I’m not sure why. I have some theories. These last few years I poured an unsustainable amount of me into the work of the church. I knew it was a burnout rate, but I did it anyway in love. But this year, I reached the end of myself. There was no more to give, and I was incapable of resting in pews while I watched my friends overworked. There is the sense of a breaking point reached, and I reached mine. Again, it was not my faith that was destroyed. But rather, how I express my faith HAD to change or it might in fact be sacrificed on the twin altars of duty and habit.

In Bethlehem

So I made a decision. I sat with it. I talked to a few people. (There are remarkably few resources on how to break up with your church with love.) I prayed. I sat some more. I spent months thinking, praying, and wondering if this could be right. And then, after Easter, I shared my decision with session. Since then, I’ve been gradually mailing my bewildered friends notes explaining myself, as best I could. On Pentecost, I hiked a mountain – a place I’ve often found close to God – instead of wearing red and singing hymns of discipleship and the Holy Spirit and tongues of flame.

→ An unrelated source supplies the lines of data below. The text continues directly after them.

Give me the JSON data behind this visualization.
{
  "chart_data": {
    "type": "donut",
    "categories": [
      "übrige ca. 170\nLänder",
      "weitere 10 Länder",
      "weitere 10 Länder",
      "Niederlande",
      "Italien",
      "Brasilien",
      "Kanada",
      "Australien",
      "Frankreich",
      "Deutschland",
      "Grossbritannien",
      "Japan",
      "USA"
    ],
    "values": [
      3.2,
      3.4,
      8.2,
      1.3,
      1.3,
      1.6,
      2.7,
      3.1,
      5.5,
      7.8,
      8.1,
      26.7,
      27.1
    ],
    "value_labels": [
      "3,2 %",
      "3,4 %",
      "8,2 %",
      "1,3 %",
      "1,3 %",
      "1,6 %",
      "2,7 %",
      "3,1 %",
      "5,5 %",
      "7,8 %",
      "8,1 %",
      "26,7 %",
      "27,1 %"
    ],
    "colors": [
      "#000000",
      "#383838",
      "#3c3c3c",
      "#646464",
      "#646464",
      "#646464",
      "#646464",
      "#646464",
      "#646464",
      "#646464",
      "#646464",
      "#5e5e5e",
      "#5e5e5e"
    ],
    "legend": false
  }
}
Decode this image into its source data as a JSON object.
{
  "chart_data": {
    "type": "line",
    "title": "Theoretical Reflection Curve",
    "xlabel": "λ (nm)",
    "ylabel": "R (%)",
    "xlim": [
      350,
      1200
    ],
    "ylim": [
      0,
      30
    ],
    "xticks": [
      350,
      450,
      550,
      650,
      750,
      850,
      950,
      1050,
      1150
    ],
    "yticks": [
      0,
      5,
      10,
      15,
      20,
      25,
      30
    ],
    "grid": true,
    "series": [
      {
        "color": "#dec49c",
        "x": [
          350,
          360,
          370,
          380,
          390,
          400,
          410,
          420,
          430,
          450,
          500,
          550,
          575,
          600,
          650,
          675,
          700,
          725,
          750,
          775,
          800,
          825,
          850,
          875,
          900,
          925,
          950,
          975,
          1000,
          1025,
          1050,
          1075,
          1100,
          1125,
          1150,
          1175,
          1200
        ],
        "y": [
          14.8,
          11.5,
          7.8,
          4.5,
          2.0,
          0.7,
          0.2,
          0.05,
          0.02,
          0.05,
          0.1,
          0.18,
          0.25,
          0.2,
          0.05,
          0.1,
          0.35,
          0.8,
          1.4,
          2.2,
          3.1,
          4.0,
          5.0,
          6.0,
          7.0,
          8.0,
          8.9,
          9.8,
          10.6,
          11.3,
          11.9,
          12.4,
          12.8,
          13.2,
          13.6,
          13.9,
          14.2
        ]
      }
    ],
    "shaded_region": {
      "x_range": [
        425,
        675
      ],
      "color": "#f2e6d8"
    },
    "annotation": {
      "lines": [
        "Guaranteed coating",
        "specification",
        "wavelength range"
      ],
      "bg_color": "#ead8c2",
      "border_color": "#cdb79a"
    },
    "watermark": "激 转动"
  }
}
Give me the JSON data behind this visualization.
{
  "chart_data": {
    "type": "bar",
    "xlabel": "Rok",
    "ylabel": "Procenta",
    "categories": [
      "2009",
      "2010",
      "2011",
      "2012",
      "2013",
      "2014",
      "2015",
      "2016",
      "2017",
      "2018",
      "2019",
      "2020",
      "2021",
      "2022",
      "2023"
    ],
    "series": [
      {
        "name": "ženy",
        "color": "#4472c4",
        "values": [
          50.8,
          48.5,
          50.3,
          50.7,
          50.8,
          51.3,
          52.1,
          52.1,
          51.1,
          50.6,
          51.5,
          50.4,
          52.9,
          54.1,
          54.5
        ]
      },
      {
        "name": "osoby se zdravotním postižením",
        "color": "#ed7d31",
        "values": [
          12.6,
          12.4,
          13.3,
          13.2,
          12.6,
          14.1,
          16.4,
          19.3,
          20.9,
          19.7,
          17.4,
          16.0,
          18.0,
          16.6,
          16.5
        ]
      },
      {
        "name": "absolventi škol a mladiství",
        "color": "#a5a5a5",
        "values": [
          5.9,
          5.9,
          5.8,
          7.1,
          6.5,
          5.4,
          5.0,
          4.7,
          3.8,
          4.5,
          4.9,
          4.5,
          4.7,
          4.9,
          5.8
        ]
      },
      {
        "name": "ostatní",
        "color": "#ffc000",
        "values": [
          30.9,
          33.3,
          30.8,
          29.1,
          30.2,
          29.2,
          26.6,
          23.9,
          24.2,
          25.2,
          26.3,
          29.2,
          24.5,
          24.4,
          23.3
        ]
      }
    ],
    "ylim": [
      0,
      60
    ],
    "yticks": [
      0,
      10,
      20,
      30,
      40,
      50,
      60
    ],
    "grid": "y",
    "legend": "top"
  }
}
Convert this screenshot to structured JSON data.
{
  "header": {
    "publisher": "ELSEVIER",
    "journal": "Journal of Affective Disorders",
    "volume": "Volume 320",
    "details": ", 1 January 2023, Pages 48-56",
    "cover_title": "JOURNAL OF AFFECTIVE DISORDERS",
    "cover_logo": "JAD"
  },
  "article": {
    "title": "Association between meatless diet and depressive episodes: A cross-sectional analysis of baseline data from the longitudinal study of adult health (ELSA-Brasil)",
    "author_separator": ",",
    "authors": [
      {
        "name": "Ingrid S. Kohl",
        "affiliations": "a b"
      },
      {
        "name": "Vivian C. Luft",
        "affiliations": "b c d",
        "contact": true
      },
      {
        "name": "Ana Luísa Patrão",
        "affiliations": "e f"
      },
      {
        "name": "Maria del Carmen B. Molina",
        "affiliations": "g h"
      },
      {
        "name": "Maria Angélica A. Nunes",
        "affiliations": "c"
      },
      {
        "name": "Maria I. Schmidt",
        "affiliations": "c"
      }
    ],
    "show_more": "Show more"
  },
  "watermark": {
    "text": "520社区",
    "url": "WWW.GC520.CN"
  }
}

I don’t know what comes next. I think that rest is a part of it. Part of God’s promise and commandment to us – both – is that we may and must rest. I will pray, and read the Bible, and sing hymns. I will climb mountains. I will visit other congregations and worship as a stranger. (Zoom is actually great for this…) And I will listen for that still small voice, and for it to call me to something, finally.